Protection des victimes
Le Conseil a adopté le Programme de Budapest sur la protection des victimes, lequel, en accordant la priorité aux mesures visant à protéger les victimes d’actes criminels, permet une protection des victimes au niveau européen.
Viviane Reding, commissaire européenne en charge de la justice et des droits fondamentaux, a souligné, lors de la conférence de presse, que le Programme de Stockholm avait été adopté pour protéger les droits des accusés, et que le Programme de Budapest instaurait aujourd’hui, de par la protection des droits des victimes, un équilibre.
Harmonisation des règles en matière de succession
Mme Reding a également évoqué un cinquième sujet, indiquant que les ministres de la justice étaient parvenus à un accord sur les principes de base du projet de règlement visant à mettre en place des règles unifiées en matière de succession au sein de l’Union européenne.
Dans les cas d’affaires successorales de couples de nationalités différentes ou vivant dans deux Etats membres différents, les autorités des deux pays sont aujourd’hui compétentes et les législations de chaque pays, qui, dans certains cas peuvent être contradictoires, sont applicables. La règle harmonisée au niveau de l’Union européenne prévoit qu’un seul critère soit désormais pris en compte, à savoir le pays de résidence du défunt avant son décès. Dans le cas où le couple international en question opte pour la législation de son pays d’origine, il y aurait tout de même une exception. Pour illustrer ce problème qui complique la vie des citoyens, Mme Reding a évoqué l’exemple d’un couple allemand résidant en France. Si l’époux décède, selon la législation allemande, c’est le droit allemand qui doit être appliqué en matière de succession (sur la base de la nationalité). En revanche, selon la législation française, qui accorde la primauté au lieu de résidence et non à la nationalité, c’est le droit français qui s’applique. Le droit allemand dispose par ailleurs que l’épouse doit partager la succession avec les frères et les sœurs du défunt tandis que, d’après le droit français, c’est elle qui recevrait l’intégralité de l’héritage.

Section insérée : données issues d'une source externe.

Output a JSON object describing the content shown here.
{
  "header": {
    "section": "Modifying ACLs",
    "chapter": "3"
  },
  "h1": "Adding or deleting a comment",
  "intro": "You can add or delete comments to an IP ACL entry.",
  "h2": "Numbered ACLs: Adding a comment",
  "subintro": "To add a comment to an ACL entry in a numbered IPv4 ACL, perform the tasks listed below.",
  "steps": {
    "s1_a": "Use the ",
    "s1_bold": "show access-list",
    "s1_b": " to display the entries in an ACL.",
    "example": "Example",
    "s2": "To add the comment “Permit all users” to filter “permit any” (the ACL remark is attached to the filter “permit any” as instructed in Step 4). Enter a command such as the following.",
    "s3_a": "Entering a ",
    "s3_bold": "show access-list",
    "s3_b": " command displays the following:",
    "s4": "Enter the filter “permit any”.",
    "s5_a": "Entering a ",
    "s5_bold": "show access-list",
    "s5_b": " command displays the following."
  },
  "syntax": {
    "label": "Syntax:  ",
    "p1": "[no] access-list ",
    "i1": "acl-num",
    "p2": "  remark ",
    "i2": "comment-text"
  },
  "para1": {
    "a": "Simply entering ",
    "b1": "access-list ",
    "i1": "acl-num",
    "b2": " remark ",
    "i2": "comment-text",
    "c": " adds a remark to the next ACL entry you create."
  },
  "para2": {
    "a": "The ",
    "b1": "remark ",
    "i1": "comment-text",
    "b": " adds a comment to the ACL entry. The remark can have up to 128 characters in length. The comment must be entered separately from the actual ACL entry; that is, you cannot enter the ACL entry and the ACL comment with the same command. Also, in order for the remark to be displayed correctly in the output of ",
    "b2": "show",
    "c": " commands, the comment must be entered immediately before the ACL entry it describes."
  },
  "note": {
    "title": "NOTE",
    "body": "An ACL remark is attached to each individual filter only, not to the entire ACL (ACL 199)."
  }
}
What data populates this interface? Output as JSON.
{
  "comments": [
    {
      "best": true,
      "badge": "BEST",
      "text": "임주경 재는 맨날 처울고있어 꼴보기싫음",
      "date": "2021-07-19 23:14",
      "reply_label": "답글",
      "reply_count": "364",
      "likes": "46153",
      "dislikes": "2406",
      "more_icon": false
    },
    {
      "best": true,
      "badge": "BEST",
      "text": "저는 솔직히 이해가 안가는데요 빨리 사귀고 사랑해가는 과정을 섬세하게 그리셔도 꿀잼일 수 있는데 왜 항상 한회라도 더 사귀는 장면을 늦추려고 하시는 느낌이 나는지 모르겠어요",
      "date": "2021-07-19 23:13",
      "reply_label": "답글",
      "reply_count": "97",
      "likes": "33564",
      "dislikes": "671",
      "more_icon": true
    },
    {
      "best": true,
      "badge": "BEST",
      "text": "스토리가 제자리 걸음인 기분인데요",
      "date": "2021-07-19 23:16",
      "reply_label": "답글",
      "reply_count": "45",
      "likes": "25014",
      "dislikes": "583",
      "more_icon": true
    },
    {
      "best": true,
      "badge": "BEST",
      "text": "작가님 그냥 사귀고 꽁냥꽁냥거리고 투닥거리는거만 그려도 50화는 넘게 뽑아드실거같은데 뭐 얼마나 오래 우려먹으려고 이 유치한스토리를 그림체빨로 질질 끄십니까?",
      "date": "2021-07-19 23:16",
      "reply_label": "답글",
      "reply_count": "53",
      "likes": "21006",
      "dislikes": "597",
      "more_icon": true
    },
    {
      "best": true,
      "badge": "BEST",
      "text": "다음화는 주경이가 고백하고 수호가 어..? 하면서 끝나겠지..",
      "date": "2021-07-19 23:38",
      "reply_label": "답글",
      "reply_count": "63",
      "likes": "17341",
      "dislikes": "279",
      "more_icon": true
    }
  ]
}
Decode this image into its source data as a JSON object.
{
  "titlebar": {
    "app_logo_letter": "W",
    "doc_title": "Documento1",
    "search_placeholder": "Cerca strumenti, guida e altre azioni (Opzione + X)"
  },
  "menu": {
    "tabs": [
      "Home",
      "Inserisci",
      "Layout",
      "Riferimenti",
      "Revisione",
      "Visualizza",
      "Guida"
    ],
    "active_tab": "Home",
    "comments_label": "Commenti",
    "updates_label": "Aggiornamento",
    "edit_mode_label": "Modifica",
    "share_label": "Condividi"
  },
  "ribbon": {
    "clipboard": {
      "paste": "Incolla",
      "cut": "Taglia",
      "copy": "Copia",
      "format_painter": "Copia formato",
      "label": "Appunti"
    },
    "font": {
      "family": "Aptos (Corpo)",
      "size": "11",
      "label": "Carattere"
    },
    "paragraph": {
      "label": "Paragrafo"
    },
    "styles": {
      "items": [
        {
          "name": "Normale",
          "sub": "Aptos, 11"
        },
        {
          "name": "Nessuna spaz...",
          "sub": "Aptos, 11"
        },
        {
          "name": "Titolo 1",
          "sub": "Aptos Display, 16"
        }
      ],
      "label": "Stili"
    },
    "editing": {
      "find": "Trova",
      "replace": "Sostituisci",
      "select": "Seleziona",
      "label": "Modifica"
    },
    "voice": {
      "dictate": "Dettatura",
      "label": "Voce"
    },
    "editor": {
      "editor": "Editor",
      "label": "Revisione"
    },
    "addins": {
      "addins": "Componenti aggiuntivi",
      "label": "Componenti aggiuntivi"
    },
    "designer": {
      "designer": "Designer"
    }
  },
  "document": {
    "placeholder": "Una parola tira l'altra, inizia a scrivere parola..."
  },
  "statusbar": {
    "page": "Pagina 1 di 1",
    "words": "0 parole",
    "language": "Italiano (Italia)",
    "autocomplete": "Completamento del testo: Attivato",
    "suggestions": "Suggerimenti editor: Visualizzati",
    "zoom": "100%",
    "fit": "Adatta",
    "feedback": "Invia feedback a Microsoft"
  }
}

Mme Reding a qualifié l’accord de véritable progrès. Elle estime que la mise en place d’une réglementation unique en matière de succession au sein de l’Union européenne garantira à l’avenir une sécurité juridique et permettra aux citoyens de tirer profit du droit à la libre circulation.
La présidence hongroise de l’UE s’est efforcée non sans difficultés de garder les acquis de l’espace Schengen et aussi à défendre le mandat d’arrêt européen et le brevet européen qui est mentionné dans l’article du neuf mai :
En effet, l’Italie et de la France ont formulé une demande commune de réinstaurer les droits de douanes provisoirement à cause des difficultés rencontrer sur la gestion des flux massif d’immigrants suite au printemps arabe.
De même l’un des principaux objectif de la Hongrie été de faire rentré dans l’espace Schengen la Roumanie et la Bulgarie entrer tous deux en 2007 dans l’UE. Beaucoup de pays dont la France été contre estiment que ces derniers ne garantissaient pas encore les normes suffisantes pour en faire partis, chose que la Hongrie a démentit, après ces six mois et une évaluation de la situation dans les deux pays le choix sera finalement prise sous la présidence Polonaise en Septembre.
Nous pouvons nous réjouir que de nombreux point seront retraités sous les présidences Polonaise et Danoise, grâce à cette initiative et coopération nous pouvons espérer aboutir à quelque chose. Cela offre en effet bien plus de possibilité car les points seront traité sur 12 voir 18 mois au lieu de 6, une initiative à la base hongroise.